July 20, 2016
Contact: Dan Beeton, 202-239-1460
Washington, D.C. — A report on polling data first published on Saturday by Folha de São Paulo, Brazil’s largest-circulation newspaper, contained errors that were so “huge and fundamentally important to the current political crisis that they require much more than the usual correction,” CEPR Co-Director Mark Weisbrot stated today.
“Bad polling happens quite often, but these are errors in both polling and reporting of a whole different magnitude,” said Weisbrot.
As noted by The Intercept yesterday, Folha de São Paulo had reported that according to a poll conducted by the firm Datafolha, 50 percent of Brazilians wanted the interim president Michel Temer to serve through 2018; 32 percent wanted the elected president Dilma Rousseff to do this (the end of her current term of office); 4 percent wanted neither of the two; and just 3 percent wanted new elections.
However, upon release of the survey data, it was discovered that respondents were not given a choice between these four options.
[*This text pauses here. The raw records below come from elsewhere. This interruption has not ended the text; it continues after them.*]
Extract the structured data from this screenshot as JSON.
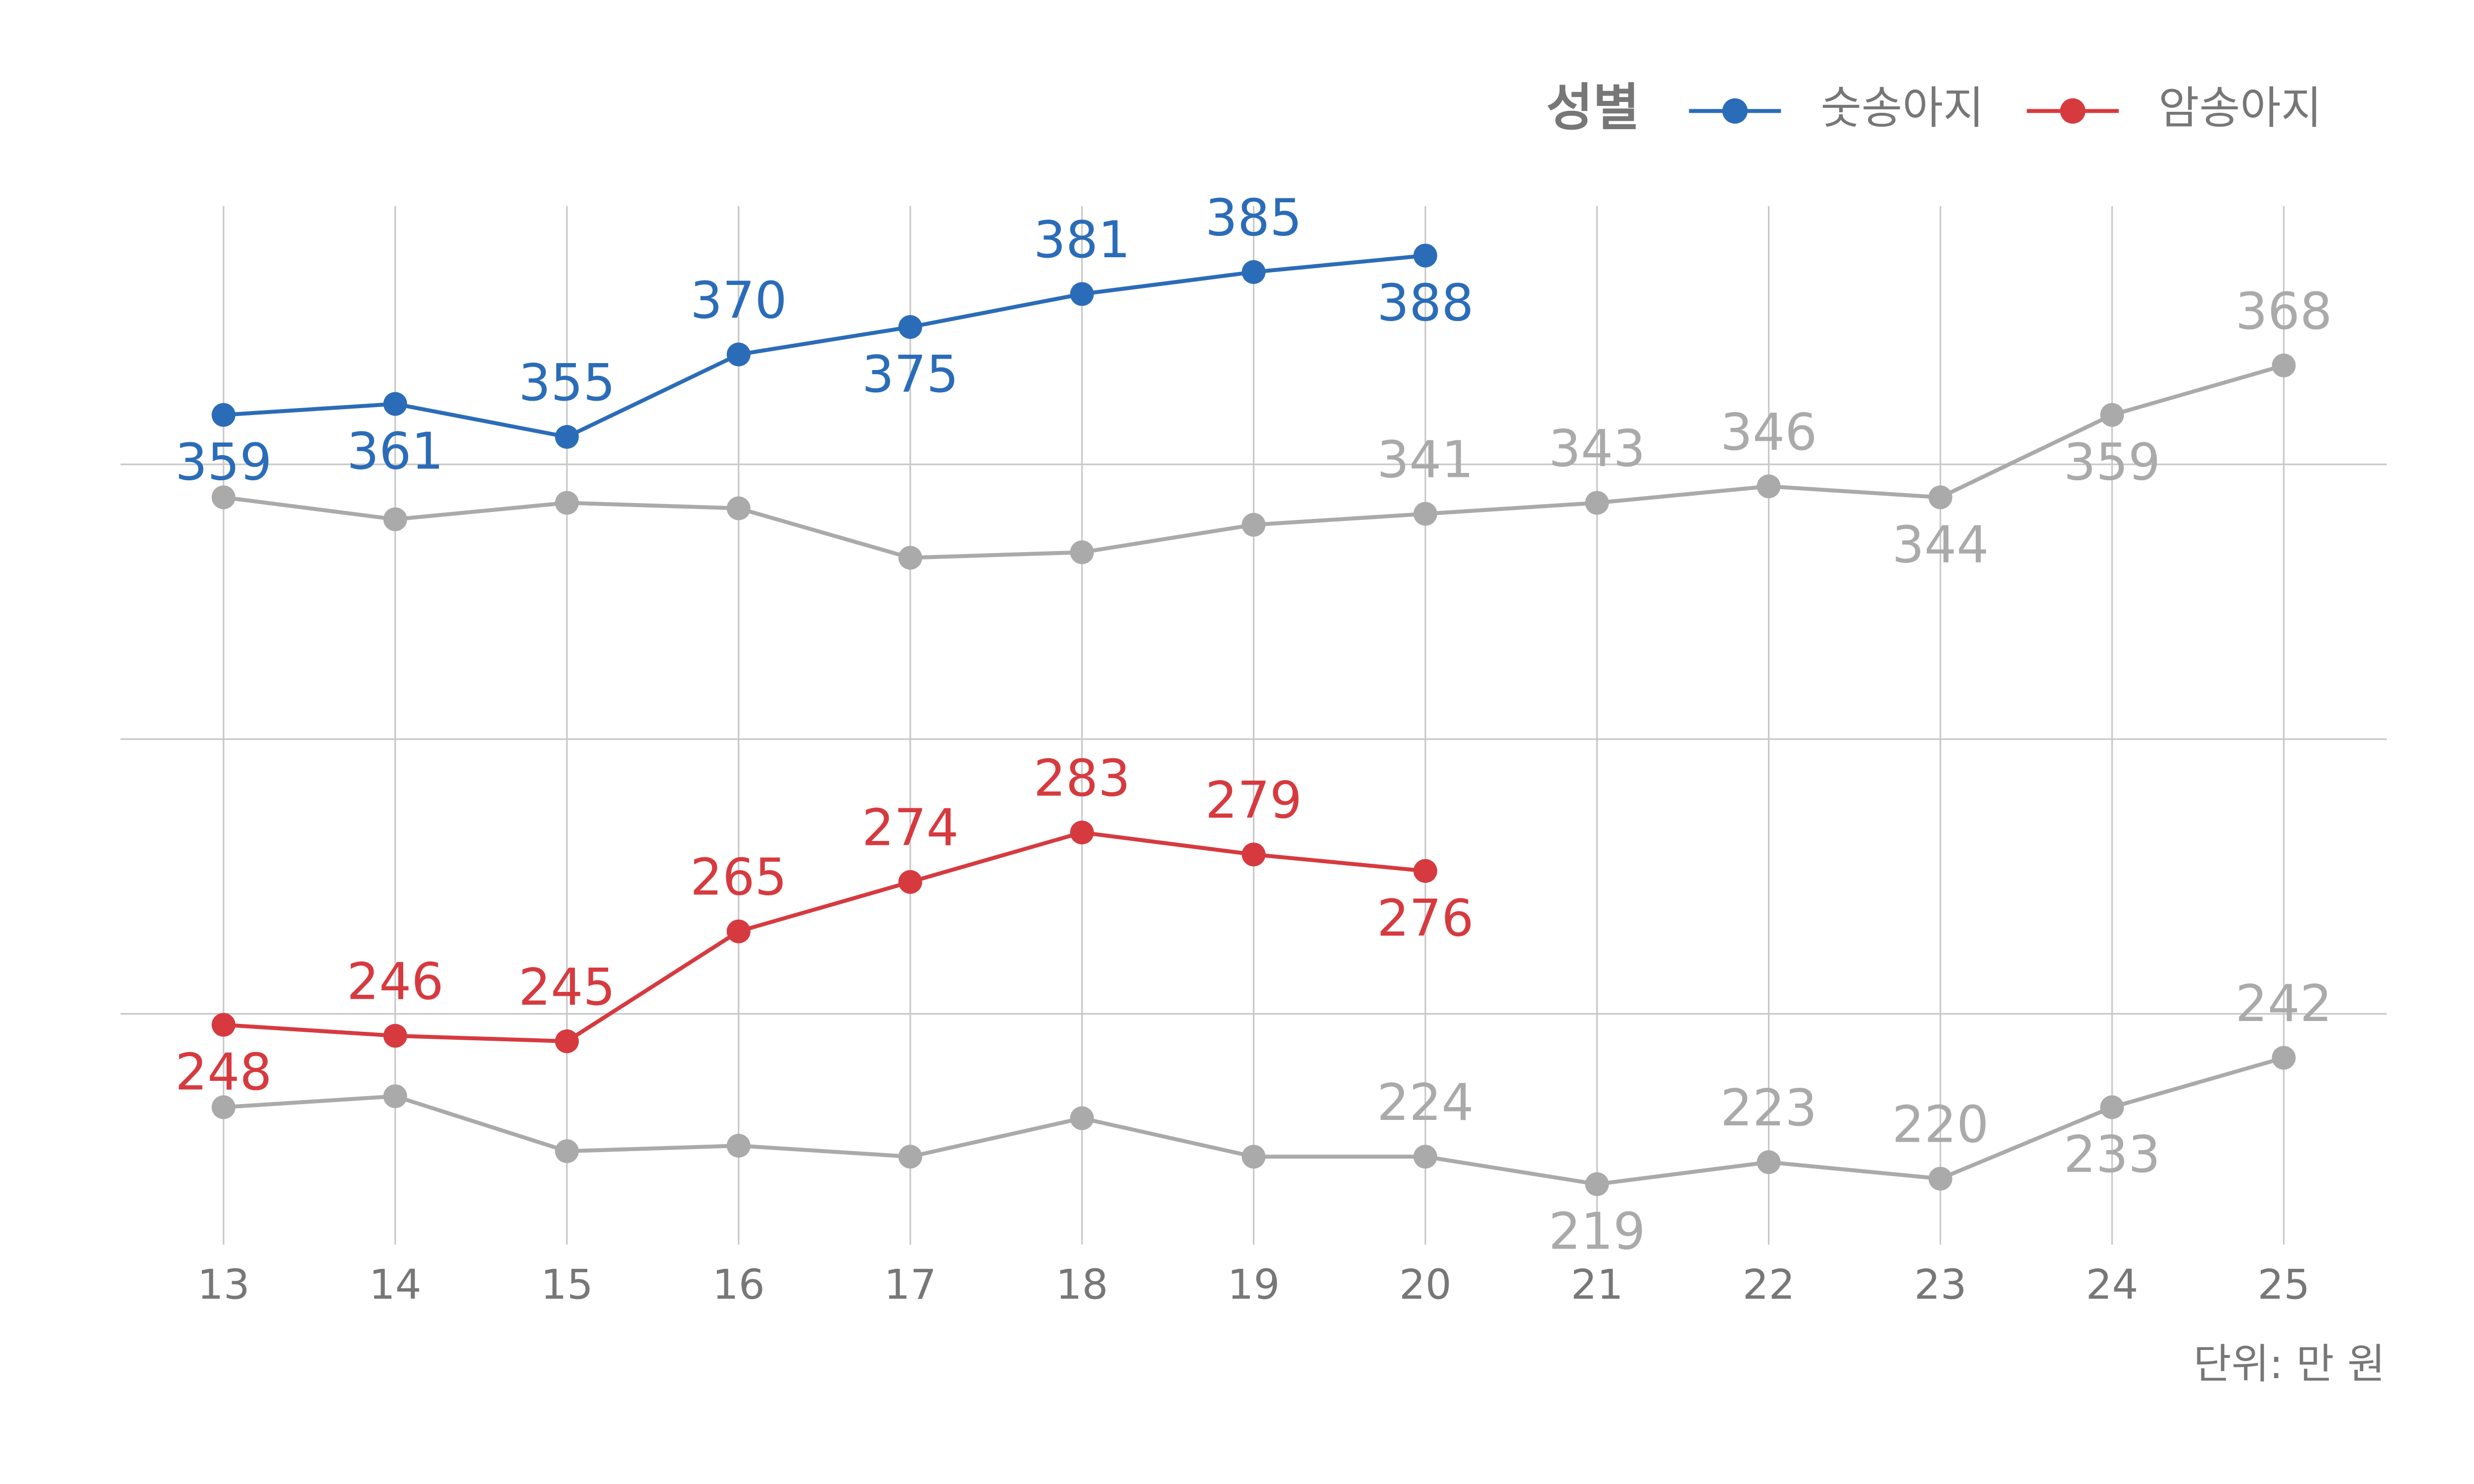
{
  "chart_data": {
    "type": "line",
    "legend_title": "성별",
    "caption": "단위: 만 원",
    "x": [
      13,
      14,
      15,
      16,
      17,
      18,
      19,
      20,
      21,
      22,
      23,
      24,
      25
    ],
    "xlim": [
      12.4,
      25.6
    ],
    "xticks": [
      13,
      14,
      15,
      16,
      17,
      18,
      19,
      20,
      21,
      22,
      23,
      24,
      25
    ],
    "ylim": [
      208,
      397
    ],
    "yticks": [
      250,
      300,
      350
    ],
    "grid": true,
    "legend": "top-right",
    "series": [
      {
        "color": "#aaaaaa",
        "values": [
          344,
          340,
          343,
          342,
          333,
          334,
          339,
          341,
          343,
          346,
          344,
          359,
          368
        ],
        "value_labels": [
          null,
          null,
          null,
          null,
          null,
          null,
          null,
          "341",
          "343",
          "346",
          "344",
          "359",
          "368"
        ]
      },
      {
        "color": "#aaaaaa",
        "values": [
          233,
          235,
          225,
          226,
          224,
          231,
          224,
          224,
          219,
          223,
          220,
          233,
          242
        ],
        "value_labels": [
          null,
          null,
          null,
          null,
          null,
          null,
          null,
          "224",
          "219",
          "223",
          "220",
          "233",
          "242"
        ]
      },
      {
        "name": "숫송아지",
        "color": "#2b6cb8",
        "values": [
          359,
          361,
          355,
          370,
          375,
          381,
          385,
          388,
          null,
          null,
          null,
          null,
          null
        ]
      },
      {
        "name": "암송아지",
        "color": "#d63a3f",
        "values": [
          248,
          246,
          245,
          265,
          274,
          283,
          279,
          276,
          null,
          null,
          null,
          null,
          null
        ]
      }
    ]
  }
}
Rather, they were asked to choose between just two possibilities: either Temer or Dilma serving out the remainder of the current term, which goes through the end of 2018.
The 4 percent who chose neither, and the 3 percent who opted for new elections, consisted only of respondents who were not responding to the question as asked.
“It is therefore false and grossly misleading to report, as Folha de São Paulo and many other news outlets did, that this poll finds half the country in favor of the interim president, Michel Temer, remaining in office through 2018,” Weisbrot said.
“Most importantly, there are potentially huge consequences to this false report if it is not corrected: it would give Brazilian senators, who will decide Dilma’s fate in about three weeks, political cover to convict Dilma and remove her from office, and to allow Temer to rule until the end of 2018.”
As noted by journalists Glenn Greenwald and Erik Dau of The Intercept, a previous poll on April 25 “found that 62 percent wanted both Dilma and Temer to leave office and then new elections held; 25 percent wanted Dilma to remain and complete her term; and only 8 percent favored what has happened thus far: that Dilma is removed and Temer remains as president.”
As the article points out, it is simply not believable that the number of people favoring new elections dropped from 62 percent to 3 percent in the past three months; or that the number of people who want Temer to finish Dilma’s term jumped from 8 percent to 50 percent. (Since April, the new government has been battered by a number of scandals, involving three ministers who resigned, and implicating interim president Temer.)
Rather, the results are obviously driven by the limited choices offered to respondents.
“Every news outlet that repeated this false and misleading report has a journalistic responsibility to fully correct the record and provide its audience an explanation of what is wrong with this poll,” said Weisbrot. “To do less would be worse than irresponsible.”